There are three major innovations with the MBS methodology.
“First of all, it is worth stressing that, for the first time in almost 25 years, hotel fire safety can be summarized into a single legible document”, Sequaris said. “Our MBS methodology is therefore a major breakthrough that can potentially launch a real and major convergence across Europe in the way fire safety is implemented.
“Another key innovation is the move from a prescriptive towards a performance based approach. Such a move will allow hoteliers to identify the local risks and to act accordingly to provide an adequate level of fire safety.
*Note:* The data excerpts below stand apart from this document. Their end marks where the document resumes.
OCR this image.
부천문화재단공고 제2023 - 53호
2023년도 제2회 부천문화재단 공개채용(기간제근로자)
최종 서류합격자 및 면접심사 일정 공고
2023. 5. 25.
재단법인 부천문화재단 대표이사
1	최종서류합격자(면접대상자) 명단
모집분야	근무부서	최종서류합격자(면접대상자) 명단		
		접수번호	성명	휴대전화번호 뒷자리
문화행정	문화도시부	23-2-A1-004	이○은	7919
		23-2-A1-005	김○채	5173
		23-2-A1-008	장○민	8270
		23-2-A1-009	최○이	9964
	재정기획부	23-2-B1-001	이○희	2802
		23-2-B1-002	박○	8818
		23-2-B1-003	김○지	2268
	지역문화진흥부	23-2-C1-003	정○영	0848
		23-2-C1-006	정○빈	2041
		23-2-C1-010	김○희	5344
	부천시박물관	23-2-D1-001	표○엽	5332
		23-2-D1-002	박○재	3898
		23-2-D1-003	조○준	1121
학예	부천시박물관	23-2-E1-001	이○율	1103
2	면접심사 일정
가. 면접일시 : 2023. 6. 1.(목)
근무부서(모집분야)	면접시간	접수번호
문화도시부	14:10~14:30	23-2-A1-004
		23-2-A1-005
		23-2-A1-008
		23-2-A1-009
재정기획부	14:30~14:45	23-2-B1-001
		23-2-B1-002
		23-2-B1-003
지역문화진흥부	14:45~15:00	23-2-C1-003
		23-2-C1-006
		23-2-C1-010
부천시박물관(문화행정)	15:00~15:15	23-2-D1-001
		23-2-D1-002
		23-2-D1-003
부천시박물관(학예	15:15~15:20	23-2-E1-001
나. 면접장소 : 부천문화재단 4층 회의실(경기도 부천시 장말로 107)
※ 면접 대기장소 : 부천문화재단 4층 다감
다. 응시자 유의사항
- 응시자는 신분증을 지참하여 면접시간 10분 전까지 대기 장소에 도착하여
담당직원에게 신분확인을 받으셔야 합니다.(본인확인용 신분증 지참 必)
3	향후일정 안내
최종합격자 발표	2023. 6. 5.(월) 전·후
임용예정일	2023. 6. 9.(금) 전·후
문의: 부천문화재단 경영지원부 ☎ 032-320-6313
For a hotel to be safe, it is much more important to identify and reduce to the minimum the actual risks than to strictly follow a long list of not necessarily adapted requirements”, she said.
Management of fire prevention
The HOTREC guidelines describe good practices regarding hotel fire prevention as the result of three elements: management, building and systems.
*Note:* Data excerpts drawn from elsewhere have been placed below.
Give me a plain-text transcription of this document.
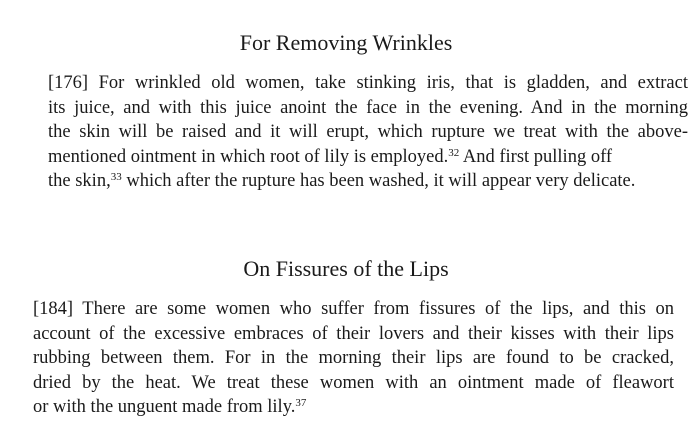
For Removing Wrinkles

[176] For wrinkled old women, take stinking iris, that is gladden, and extract
its juice, and with this juice anoint the face in the evening. And in the morning
the skin will be raised and it will erupt, which rupture we treat with the above-
mentioned ointment in which root of lily is employed.$^{32}$ And first pulling off
the skin,$^{33}$ which after the rupture has been washed, it will appear very delicate.

On Fissures of the Lips

[184] There are some women who suffer from fissures of the lips, and this on
account of the excessive embraces of their lovers and their kisses with their lips
rubbing between them. For in the morning their lips are found to be cracked,
dried by the heat. We treat these women with an ointment made of fleawort
or with the unguent made from lily.$^{37}$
“Finally, the methodology puts back the responsibility of fire safety into the hands of the hotelier”, Sequaris said. “This is the reason why the key section of the MBS methodology is the ‘Management’ part. Good fire safety management is a fundamental part of the whole fire safety strategy for hotels”.
With regard to management of hotel fire safety, HOTREC defined good practices stressing seven specific aspects:
- Designate a person to be responsible for fire safety in the hotel;
- maintain a fire safety register containing information relating to fire safety systems, management procedures and training;
- prepare an emergency response plan;
- ensure that every member of staff receive information, instructions and training in fire safety in accordance with their duties;
- organize a planned and documented fire evacuation drill in the hotel at least once a year;
- ensure that all the fire safety systems are regularly inspected and maintained by suitably qualified persons; and
- have a regular fire risk assessment carried out and act on the findings of the risk assessment.
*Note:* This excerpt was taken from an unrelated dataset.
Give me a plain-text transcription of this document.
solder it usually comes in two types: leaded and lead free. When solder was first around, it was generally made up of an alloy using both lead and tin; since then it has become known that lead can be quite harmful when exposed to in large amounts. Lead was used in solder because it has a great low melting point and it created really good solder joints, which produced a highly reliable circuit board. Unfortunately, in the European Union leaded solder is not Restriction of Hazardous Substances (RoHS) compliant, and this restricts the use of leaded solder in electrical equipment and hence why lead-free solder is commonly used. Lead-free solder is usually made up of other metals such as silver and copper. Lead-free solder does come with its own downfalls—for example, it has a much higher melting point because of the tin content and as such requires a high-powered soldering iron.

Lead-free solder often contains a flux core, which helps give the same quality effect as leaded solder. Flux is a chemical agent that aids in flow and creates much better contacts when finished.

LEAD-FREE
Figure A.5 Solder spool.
Staff training cannot be overemphasized.
“It is essential that hotel staff be adequately trained to be able to contribute to a high level of fire safety, by being able to maintain the overall level of safety and by knowing exactly what to do in case of a fire”, Sequaris said. “… (In) regards (to) the qualifications of the person responsible, our document specifies that the responsible person should be competent to carry out its function and have authority to make decisions on fire safety matters. Such competence does not necessarily depend on the possession of formal qualifications”.
Building and systems
“The existing stock of hotel buildings have vastly differing construction standards and the type and level of fire safety systems provided will also vary according to the type , nature, age and location of the hotel within Europe”, the report states. And it is not always easy to comply with some fire preventions rules, for example when the hotel is located in a historical building.
In HOTREC’s aim, the building and systems guidelines can be of benefit to those who design a new hotel or who renovate, giving suggestions from site selection and building layout, to construction and interior finishes, escape routes, defining special provisions for high rise buildings, isolated or prefabricated hotels. But also, regarding covered and basement parks, heating ventilating, air conditioning, gas, electrical installations or detection, alarm and smoke management systems.
Regarding hotels in historic buildings, “the performance-based approach of the HOTREC MBS methodology will allow hoteliers, through a risk assessment, to identify the main risk involved and to address the identified deficiencies by using compensatory measures”, Sequaris said.